L'écrivain Joséphine Hart revient sur la signification du titre de son livre qui a inspiré le film, expliquant les tenants et les aboutissants du voyage secret que chacun effectue au cours de sa vie, face à un traumatisme: "La reconstruction est en réalité une question morale, au sens où les autres et leurs actions se remettent en place pour que la vie soit encore supportable (...) On dit que la vérité nous sauvera, mais c'est faux. Elle nous sauvera seulement si nous trouvons la possibilité de vivre avec. Et c'est ça qui s'appelle "reconstruction": sauver sa propre vie, comme on le peut", affirme-t-elle.
Voyage secret est adapté du roman The Reconstructionist de l'irlandaise Joséphine Hart. Le réalisateur Roberto Andò confie avoir eu le livre dans les mains à un moment très particulier de sa vie, ce qui l'a rendu particulièrement réceptif à son message: "C'est un roman très émouvant qui aborde un thème crucial: l'amour d'un frère et d'une soeur qui ont survécu à un drame, leurs différents chemins pour surmonter le traumatisme qui a marqué leur enfance (l'un par l'oubli, l'autre par la mémoire), leur inévitable séparation pour mener à bien leur vie sentimentale respective."
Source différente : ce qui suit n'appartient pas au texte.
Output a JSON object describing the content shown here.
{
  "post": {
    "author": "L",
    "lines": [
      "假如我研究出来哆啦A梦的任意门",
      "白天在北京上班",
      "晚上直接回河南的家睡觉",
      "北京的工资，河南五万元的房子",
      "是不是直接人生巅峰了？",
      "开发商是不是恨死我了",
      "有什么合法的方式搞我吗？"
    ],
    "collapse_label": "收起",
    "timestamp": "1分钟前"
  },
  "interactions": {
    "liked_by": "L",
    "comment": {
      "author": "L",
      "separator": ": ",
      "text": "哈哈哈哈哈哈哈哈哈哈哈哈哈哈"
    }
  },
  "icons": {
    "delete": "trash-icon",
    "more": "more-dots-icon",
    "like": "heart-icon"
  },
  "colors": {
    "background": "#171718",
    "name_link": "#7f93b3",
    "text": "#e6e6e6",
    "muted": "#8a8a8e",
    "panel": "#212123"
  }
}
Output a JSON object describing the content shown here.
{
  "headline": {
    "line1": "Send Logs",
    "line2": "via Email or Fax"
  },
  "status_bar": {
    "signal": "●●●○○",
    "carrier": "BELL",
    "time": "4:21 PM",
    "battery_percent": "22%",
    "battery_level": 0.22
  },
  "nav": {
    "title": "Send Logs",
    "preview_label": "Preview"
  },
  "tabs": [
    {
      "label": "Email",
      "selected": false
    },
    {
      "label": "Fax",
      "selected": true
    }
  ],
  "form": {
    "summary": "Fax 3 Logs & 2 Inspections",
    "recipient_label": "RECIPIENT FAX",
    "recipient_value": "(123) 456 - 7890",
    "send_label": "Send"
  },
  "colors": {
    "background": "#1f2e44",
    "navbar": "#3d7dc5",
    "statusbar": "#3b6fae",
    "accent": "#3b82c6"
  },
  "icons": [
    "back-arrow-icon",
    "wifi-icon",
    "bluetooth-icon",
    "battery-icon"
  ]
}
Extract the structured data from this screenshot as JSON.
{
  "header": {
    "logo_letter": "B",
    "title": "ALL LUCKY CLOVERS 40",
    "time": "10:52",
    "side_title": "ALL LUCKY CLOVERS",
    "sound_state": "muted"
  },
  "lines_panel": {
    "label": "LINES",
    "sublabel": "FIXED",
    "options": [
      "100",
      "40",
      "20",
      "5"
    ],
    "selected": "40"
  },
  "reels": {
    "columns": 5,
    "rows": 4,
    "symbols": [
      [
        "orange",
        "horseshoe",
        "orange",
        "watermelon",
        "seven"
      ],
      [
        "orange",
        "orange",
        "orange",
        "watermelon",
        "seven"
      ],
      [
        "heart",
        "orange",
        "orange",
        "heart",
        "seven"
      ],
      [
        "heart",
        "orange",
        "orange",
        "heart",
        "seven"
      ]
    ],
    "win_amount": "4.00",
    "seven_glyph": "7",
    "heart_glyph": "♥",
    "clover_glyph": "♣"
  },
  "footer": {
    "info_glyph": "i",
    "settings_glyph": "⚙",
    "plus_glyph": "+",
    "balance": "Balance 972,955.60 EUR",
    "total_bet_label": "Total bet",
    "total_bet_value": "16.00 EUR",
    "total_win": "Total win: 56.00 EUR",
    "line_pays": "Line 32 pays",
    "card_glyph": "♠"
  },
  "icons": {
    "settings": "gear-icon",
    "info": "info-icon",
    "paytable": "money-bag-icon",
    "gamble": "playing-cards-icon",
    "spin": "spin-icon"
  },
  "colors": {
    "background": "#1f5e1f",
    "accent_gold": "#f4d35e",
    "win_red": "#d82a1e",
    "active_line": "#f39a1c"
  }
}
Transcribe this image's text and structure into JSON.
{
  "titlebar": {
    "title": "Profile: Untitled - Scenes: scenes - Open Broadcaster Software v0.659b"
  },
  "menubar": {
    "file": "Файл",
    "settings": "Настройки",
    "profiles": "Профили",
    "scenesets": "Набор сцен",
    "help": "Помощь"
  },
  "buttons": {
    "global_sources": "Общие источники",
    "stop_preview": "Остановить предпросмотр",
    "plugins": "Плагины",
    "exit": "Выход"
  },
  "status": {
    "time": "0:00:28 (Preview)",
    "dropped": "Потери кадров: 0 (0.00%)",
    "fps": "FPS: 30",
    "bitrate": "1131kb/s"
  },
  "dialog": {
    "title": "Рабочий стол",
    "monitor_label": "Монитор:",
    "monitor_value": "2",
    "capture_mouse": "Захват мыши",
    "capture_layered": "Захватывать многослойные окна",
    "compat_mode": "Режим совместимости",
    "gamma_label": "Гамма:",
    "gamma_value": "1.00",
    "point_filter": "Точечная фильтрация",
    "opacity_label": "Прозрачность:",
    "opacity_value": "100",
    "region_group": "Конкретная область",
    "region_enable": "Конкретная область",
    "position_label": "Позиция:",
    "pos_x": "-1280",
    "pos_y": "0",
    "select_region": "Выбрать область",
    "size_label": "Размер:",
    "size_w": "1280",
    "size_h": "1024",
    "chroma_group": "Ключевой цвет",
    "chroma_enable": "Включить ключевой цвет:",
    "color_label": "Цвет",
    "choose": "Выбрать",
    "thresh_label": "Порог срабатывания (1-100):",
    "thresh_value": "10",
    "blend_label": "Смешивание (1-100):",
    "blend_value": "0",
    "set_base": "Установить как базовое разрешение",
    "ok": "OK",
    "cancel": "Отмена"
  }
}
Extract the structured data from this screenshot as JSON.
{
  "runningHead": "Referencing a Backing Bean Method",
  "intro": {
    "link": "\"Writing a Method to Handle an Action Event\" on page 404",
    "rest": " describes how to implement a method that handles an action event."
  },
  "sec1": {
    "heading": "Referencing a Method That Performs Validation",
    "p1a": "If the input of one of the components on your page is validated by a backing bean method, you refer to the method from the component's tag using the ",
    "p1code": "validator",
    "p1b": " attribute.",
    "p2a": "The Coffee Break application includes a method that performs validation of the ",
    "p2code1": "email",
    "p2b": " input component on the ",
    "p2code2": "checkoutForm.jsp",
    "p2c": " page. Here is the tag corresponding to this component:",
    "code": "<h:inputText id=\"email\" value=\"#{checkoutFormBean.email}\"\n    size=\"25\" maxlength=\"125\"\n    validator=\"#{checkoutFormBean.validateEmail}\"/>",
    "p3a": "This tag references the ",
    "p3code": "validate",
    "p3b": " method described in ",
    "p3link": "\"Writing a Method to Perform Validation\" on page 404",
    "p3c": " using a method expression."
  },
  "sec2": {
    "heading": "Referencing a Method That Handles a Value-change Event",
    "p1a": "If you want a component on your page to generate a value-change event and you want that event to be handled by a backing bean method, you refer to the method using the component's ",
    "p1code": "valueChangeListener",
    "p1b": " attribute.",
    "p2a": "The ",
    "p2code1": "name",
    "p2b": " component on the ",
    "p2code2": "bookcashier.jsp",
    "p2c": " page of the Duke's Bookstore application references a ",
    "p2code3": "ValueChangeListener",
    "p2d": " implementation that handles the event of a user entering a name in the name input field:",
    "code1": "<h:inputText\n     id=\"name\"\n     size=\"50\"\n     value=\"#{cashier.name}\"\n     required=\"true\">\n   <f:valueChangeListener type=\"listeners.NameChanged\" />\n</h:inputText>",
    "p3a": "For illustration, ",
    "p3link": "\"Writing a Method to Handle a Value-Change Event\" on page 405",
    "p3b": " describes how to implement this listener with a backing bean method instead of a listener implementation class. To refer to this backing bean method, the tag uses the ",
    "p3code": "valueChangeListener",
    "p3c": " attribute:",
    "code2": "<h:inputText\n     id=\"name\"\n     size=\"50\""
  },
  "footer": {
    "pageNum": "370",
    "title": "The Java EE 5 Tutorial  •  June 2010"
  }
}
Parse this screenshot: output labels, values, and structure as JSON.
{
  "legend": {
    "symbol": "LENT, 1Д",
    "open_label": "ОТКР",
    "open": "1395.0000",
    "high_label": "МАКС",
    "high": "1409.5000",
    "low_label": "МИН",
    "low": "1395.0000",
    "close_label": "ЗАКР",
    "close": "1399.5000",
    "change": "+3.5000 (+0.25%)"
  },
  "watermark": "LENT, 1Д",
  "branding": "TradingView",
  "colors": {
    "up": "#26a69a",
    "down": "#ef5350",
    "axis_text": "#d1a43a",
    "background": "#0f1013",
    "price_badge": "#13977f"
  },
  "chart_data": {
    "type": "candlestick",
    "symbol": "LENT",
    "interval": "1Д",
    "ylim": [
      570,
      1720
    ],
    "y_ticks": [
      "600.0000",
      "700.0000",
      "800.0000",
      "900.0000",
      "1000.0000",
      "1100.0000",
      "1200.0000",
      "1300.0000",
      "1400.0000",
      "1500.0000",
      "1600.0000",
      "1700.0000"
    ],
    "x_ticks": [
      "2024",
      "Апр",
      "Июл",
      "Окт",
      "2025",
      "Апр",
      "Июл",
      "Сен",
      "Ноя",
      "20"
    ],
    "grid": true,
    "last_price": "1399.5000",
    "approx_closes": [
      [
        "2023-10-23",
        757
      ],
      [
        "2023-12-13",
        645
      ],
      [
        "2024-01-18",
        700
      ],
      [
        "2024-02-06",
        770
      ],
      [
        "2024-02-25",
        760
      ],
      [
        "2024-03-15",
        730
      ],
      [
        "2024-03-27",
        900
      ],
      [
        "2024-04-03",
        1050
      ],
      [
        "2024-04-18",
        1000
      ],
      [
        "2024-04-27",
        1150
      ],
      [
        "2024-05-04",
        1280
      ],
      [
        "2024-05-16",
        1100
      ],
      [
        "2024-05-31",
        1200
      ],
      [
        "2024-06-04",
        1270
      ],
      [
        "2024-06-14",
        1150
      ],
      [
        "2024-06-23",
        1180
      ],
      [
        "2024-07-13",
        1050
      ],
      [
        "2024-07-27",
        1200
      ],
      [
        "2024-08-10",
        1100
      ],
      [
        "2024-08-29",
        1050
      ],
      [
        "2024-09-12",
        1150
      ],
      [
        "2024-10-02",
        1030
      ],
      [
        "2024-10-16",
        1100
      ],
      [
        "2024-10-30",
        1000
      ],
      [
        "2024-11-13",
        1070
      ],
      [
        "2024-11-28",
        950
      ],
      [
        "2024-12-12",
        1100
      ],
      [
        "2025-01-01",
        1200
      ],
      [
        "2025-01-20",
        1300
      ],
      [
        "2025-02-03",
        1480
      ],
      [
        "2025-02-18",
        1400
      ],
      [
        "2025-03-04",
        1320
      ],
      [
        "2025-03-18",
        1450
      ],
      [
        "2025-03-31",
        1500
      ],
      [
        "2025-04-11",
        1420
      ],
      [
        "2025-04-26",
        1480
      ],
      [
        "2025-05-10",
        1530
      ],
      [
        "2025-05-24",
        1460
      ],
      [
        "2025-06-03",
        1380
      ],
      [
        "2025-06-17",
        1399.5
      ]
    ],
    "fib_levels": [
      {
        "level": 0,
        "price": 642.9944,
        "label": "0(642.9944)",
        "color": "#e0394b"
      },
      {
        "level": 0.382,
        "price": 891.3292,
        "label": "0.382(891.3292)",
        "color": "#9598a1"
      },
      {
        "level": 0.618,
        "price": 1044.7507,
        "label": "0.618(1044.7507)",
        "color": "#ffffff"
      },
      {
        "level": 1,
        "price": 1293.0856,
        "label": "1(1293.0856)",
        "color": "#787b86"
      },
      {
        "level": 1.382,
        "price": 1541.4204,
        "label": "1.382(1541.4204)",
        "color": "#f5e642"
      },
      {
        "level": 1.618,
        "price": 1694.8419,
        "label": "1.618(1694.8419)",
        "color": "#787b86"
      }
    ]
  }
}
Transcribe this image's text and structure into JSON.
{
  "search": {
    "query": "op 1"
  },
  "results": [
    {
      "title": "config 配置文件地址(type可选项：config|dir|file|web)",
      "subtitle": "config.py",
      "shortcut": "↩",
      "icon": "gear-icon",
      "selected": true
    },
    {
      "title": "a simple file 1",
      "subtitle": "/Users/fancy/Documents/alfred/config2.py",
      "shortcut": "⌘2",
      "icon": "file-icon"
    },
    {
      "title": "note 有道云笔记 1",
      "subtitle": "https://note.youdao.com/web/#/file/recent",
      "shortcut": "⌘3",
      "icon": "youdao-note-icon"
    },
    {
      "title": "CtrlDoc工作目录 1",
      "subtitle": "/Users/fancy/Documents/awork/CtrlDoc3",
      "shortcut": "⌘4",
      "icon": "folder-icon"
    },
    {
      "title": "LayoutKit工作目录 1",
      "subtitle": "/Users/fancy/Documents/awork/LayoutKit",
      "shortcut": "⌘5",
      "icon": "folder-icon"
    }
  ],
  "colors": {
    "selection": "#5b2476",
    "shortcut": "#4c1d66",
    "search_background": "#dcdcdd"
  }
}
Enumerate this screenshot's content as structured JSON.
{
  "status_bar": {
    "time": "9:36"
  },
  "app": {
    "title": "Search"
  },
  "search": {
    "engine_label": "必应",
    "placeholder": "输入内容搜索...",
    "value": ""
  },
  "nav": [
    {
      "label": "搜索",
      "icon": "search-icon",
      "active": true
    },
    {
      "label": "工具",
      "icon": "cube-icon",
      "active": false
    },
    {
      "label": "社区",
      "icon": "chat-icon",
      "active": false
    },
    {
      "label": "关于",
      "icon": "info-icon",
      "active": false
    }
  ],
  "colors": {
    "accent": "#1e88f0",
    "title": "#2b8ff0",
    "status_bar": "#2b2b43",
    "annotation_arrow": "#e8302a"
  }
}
Davantage connu en tant que réalisateur et cinéaste de renom, Emir Kusturica incarne l'un des personnages principaux du Voyage secret. Le réalisateur revient sur le rôle clé interprété par son ami de longue date: "Au personnage de Harold (ce n'est pas un hasard s'il est incarné par mon ami Emir Kusturica), j'ai confié l'incessante et secrète mission, celle qui appartient à tout vrai artiste, de défier, au nom de l'amour, la mémoire. C'est en effet le moyen par excellence de toute forme d'art que de "reconstruire"."
Roberto Andò a choisi de déplacer le récit de l'Irlande à la Sicile pour retrouver la nostalgie de son pays, effectuant ainsi son propre voyage secret dans sa Sicile natale: "En déplaçant l'action de l'Irlande à la Sicile, j'ai pu retrouver l'atmosphère d'enchantement et de perte que l'on respire chez moi en Sicile et mon désir inassouvi et déchirant d'en retrouver toute la douceur, et non pas la terrible fureur destructrice", explique-t-il.
Pour Roberto Andò, le cinéma arrive mieux à se servir des romans quand il peut en saisir un thème sans se sentir obligé d'en illustrer l'histoire. Il raconte la façon dont il a appréhendé le tournage, en insistant sur la relation privilégiée qu'il entretient avec son co-scénariste Salvatore Marcarelli : " Avec Salvatore Marcarelli, j'ai travaillé avec une certaine liberté, grâce à une complicité liée au partage du traitement du roman. Sans ce partage, que seule la vie peut offrir, je n'aurais pas forcément entrepris ce voyage."